We're profitable now, and the people that I have around the table now are deeply loyal and it's a really good crew, but I never had a big team that was really tightly bought into a single vision and working perfectly. I certainly hired too quickly and had too many people working on the same project without a clear delineation of who was in charge of what. This creates its own issues: If you have multiple people touching a problem within your company, then if that problem doesn't get fixed, it's unclear why. But if everyone has ownership of something, not only is it more likely to get done because they feel that ownership, but you know who to talk to and how you can work together if it doesn't.

By hiring slowly and carefully, and putting thought into the quality of employee you hire, you’re able to give ownership of certain tasks on a pretty one-to-one basis. You know that the buck stops with someone so that when you have a question about why something's not working, you have someone with whom to brainstorm and collaborate. 

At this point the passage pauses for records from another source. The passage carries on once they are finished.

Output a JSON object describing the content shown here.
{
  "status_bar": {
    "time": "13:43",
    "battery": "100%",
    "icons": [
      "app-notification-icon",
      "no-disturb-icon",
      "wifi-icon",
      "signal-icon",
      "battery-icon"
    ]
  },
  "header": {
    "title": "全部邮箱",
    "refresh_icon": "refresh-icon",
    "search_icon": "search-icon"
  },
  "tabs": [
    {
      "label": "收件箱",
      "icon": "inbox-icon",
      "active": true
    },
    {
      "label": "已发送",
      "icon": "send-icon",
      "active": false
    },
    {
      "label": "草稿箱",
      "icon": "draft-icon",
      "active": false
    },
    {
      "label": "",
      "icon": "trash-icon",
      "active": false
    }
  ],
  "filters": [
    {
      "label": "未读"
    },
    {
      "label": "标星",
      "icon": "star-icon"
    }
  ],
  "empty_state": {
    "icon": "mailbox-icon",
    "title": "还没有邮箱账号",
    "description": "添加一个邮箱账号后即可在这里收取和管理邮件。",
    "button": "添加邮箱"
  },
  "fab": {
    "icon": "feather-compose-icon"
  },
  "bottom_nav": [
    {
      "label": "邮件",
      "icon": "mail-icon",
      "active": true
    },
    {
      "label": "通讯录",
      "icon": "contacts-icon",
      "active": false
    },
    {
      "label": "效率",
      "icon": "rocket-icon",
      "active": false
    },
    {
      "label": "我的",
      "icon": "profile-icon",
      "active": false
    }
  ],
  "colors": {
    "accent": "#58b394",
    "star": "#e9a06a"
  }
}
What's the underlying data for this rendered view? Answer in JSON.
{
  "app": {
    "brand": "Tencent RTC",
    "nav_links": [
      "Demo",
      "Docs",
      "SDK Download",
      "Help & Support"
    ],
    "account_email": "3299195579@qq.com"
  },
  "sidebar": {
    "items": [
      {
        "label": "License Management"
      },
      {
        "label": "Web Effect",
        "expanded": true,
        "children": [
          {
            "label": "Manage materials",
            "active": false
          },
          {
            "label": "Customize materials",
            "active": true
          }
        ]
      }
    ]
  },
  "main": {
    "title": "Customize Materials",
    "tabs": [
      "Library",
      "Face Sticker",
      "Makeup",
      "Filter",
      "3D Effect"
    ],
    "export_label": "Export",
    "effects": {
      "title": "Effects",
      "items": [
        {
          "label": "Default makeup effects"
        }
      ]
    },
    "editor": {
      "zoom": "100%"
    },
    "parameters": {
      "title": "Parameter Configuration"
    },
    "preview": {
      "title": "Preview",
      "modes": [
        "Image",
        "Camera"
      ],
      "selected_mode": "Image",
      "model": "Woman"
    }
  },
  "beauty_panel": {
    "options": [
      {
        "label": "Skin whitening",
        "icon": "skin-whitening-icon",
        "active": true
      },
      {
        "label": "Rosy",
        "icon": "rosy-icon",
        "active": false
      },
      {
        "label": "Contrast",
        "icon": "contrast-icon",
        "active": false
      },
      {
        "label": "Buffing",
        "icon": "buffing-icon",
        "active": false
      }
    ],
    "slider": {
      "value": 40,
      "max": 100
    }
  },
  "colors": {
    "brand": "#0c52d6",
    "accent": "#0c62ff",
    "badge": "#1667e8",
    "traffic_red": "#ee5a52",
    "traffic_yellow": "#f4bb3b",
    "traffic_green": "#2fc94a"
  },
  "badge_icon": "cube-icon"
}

In the early days of The Hub, I all of a sudden was in charge of 15 people that were burning a lot of money by virtue of their salaries or hourly rates. (As I’ve said before, it’s not building an app that costs money — it’s hiring the developers and coders to keep the app running for the next year that will suck you dry.) I’m proud of that team and the work we did, but some of the things people were doing at the time were less important than others, or not yet necessary given where the company was in that moment. 

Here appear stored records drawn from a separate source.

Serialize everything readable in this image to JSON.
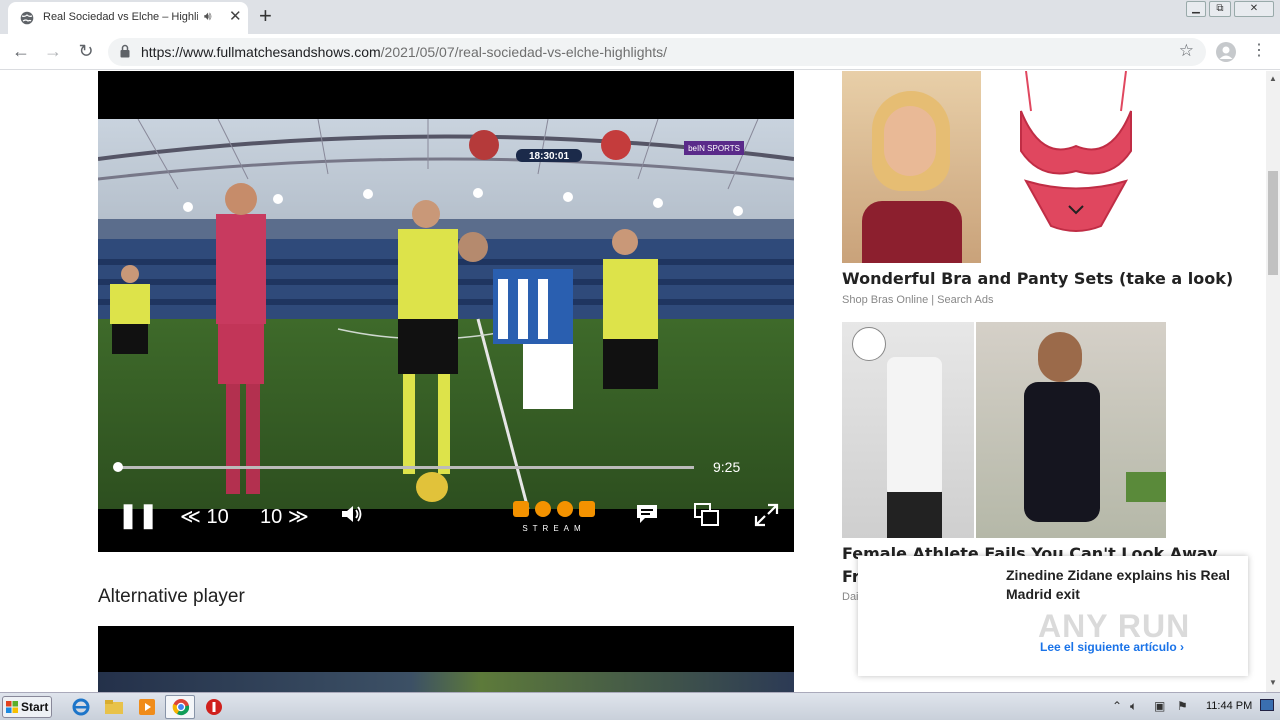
{
  "browser": {
    "tab_title": "Real Sociedad vs Elche – Highlig",
    "url_host": "https://www.fullmatchesandshows.com",
    "url_path": "/2021/05/07/real-sociedad-vs-elche-highlights/",
    "window_buttons": [
      "▭",
      "⧉",
      "✕"
    ]
  },
  "player": {
    "score_clock": "18:30:01",
    "channel": "beIN SPORTS",
    "time_remaining": "9:25",
    "progress": 0.0,
    "rewind_label": "10",
    "forward_label": "10",
    "brand": "STREAM"
  },
  "alternative": {
    "heading": "Alternative player"
  },
  "ads": [
    {
      "title": "Wonderful Bra and Panty Sets (take a look)",
      "source": "Shop Bras Online | Search Ads"
    },
    {
      "title": "Female Athlete Fails You Can't Look Away",
      "title_line2": "Fr",
      "source": "Dai"
    }
  ],
  "popup": {
    "title": "Zinedine Zidane explains his Real Madrid exit",
    "link": "Lee el siguiente artículo ›",
    "watermark": "ANY RUN"
  },
  "taskbar": {
    "start": "Start",
    "clock": "11:44 PM"
  }
}
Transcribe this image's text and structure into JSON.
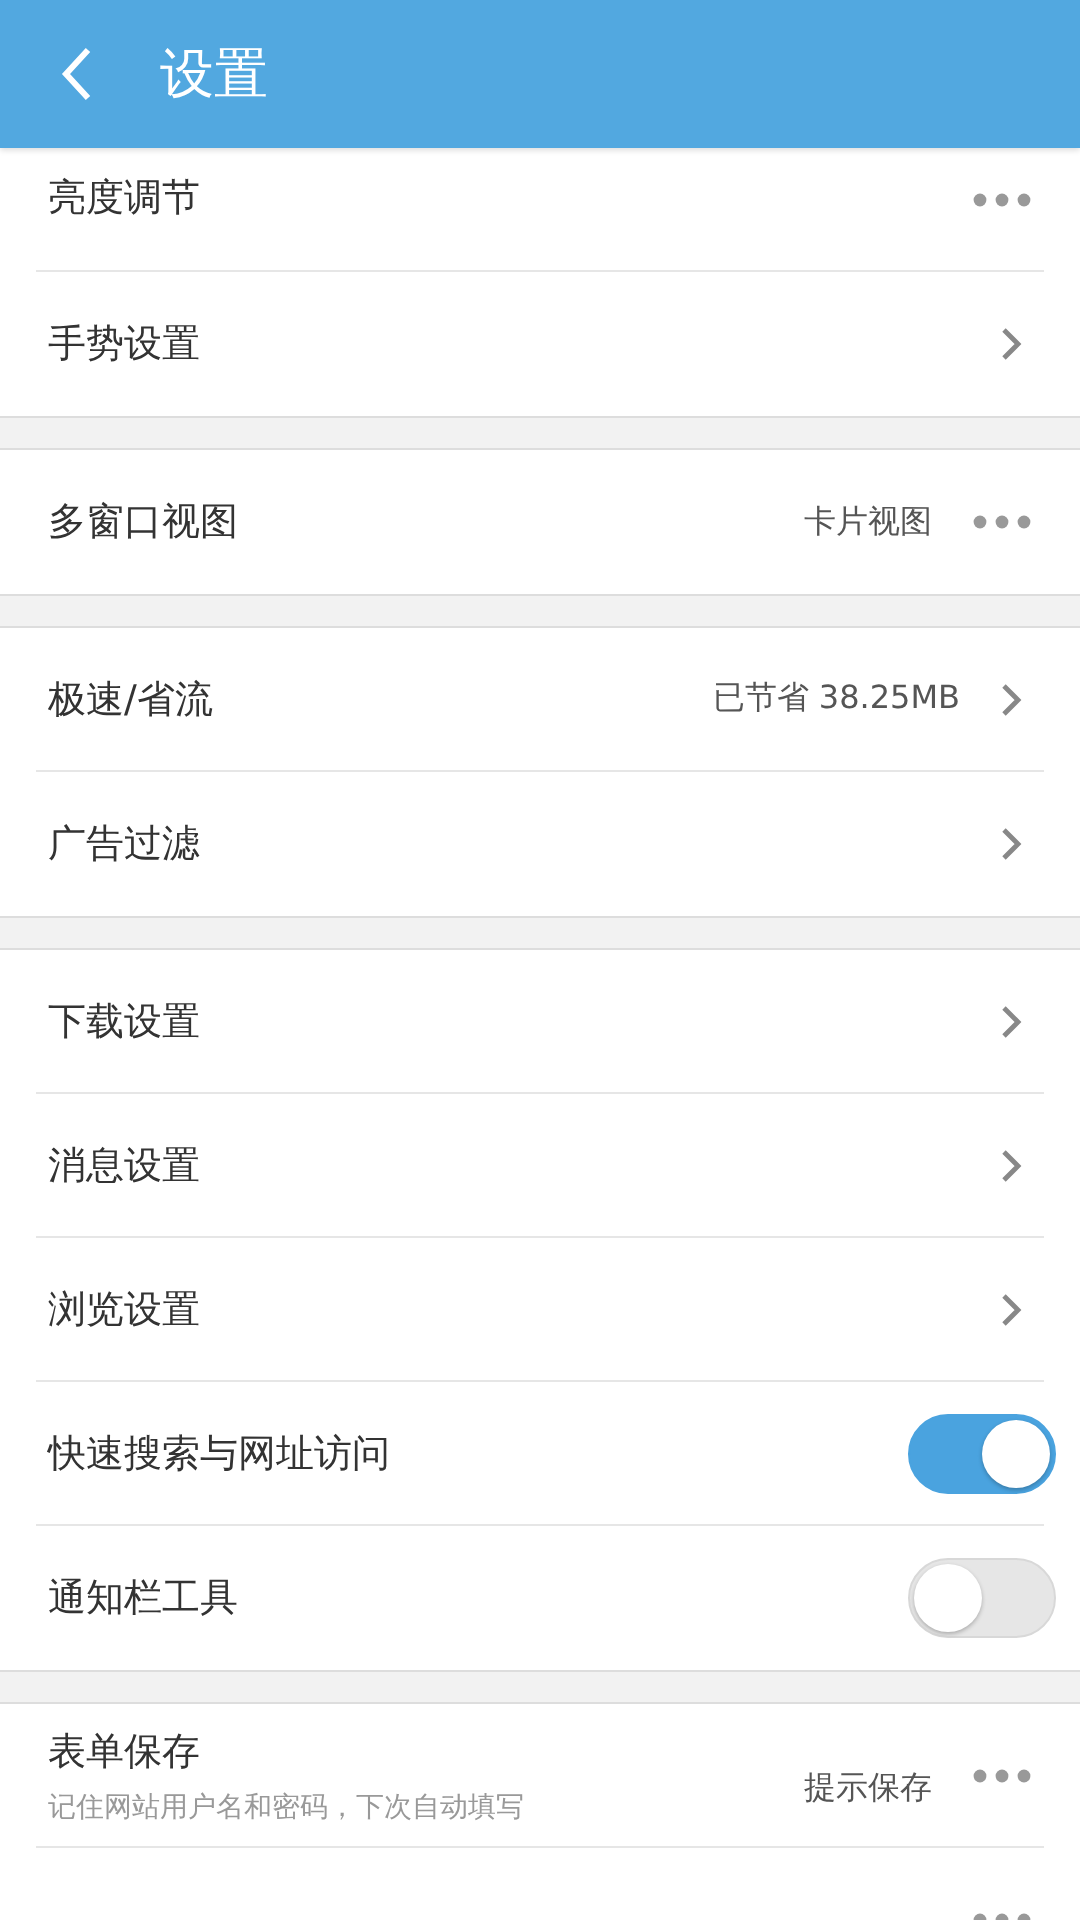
{
  "header": {
    "title": "设置"
  },
  "groups": [
    {
      "items": [
        {
          "label": "亮度调节",
          "kind": "more"
        },
        {
          "label": "手势设置",
          "kind": "link"
        }
      ]
    },
    {
      "items": [
        {
          "label": "多窗口视图",
          "value": "卡片视图",
          "kind": "more"
        }
      ]
    },
    {
      "items": [
        {
          "label": "极速/省流",
          "value": "已节省 38.25MB",
          "kind": "link"
        },
        {
          "label": "广告过滤",
          "kind": "link"
        }
      ]
    },
    {
      "items": [
        {
          "label": "下载设置",
          "kind": "link"
        },
        {
          "label": "消息设置",
          "kind": "link"
        },
        {
          "label": "浏览设置",
          "kind": "link"
        },
        {
          "label": "快速搜索与网址访问",
          "kind": "toggle",
          "on": true
        },
        {
          "label": "通知栏工具",
          "kind": "toggle",
          "on": false
        }
      ]
    },
    {
      "items": [
        {
          "label": "表单保存",
          "subtitle": "记住网站用户名和密码，下次自动填写",
          "value": "提示保存",
          "kind": "more"
        },
        {
          "kind": "more"
        }
      ]
    }
  ]
}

When you've gone from five to 15 employees, almost overnight, keeping track of that magnitude of people and managing, loving, and caring for the work they’re doing is very hard. It's like if you had to grill 20 burgers for a barbecue, you can put all 20 on at once, or you could do four at a time. If you put all 20 on at once you run the risk of forgetting to flip one, or you might burn a patty; conversely, if you only cook four at a time, you can take your time and you know exactly where you are and what you have done. 

Building a company at a much slower pace takes restraint — especially if you have money in the bank — and it’s something I had to learn the hard way. Now, I know to prioritize the anatomy of a team, and to make sure that the people I bring in are as fully bought into the process as they can be. 

A good question that one of my mentors would ask me about various issues I was dealing with was, “Is this the difference between success and failure?” I think that's a good benchmark for anything, from whether you should be prioritizing a task, or if you should be working over the weekend on something. It also lends itself well to deciding if you need to hire somebody for a project. There are some tasks you will have to hire someone — knew nothing about internet photographer culture when I started the Hub so my first few hires were people who lived in that world and spoke that language — but if you can survive without locking someone’s salary in just yet, it’s worth considering if you can coast for the time being, and revisit the idea of hiring someone later down the road.

In 2021, the question for the Hub is going to be how we spend our money, and how aggressively we try to move. There are certain things we could spend money on, such as Facebook ads or discount codes for new customers, that I can immediately siphon off if I need to. Conversely, If I hire a lot of people and suddenly realize we’re spending too much money, it’s much harder to make any meaningful shift because that human being left a job to come and work for me. 

Sometimes you can't help it and you need to make personnel cuts, but if you're more careful about hiring only when you really need to, you will be less likely to find yourself in a situation where you have to lay someone off. In the beginning of a company, you often tell yourself, “If it's not working out, I’ll just fire them,” but things are rarely that simple. I fortunately have remained very close to a couple of the people I've had to lay off, but it's a pretty awful thing to do to someone. 

If and when I start hiring again, I will prioritize the people that are in it for the right reasons, and who really want to be in the room. At the Hub, that could be a passion for the way we’re democratizing creativity and helping brands and agencies get really good work for a reasonable price, or because they love the idea of bringing work to people that don't have it, or because they want a really complex problem and to throw themselves into putting the puzzle pieces together. It doesn't really matter exactly what it is, but I believe in the act of being curious and always getting better. That takes time to discern, and while some people will inevitably skate through the cracks and wind up not being a culture fit, the percentage of those people will almost always be less than the ones with a true passion for what you’re doing.

Take your time putting your team together, and try your hardest to vet the ones you let into the door. Offer them equity instead of paying them market rate if you need to, but make sure they’re bought all the way in. If not, or if you don’t absolutely need to hire someone in that moment, try the task yourself for a few days or weeks. You might find that you learn a new skill — or at the very least, why you absolutely do need to hire someone for the job when the time comes.

Don’t hire for the sake of the headline. Almost always, you’ll hurt your bottom line, as well as the other person and yourself when things come crumbling down.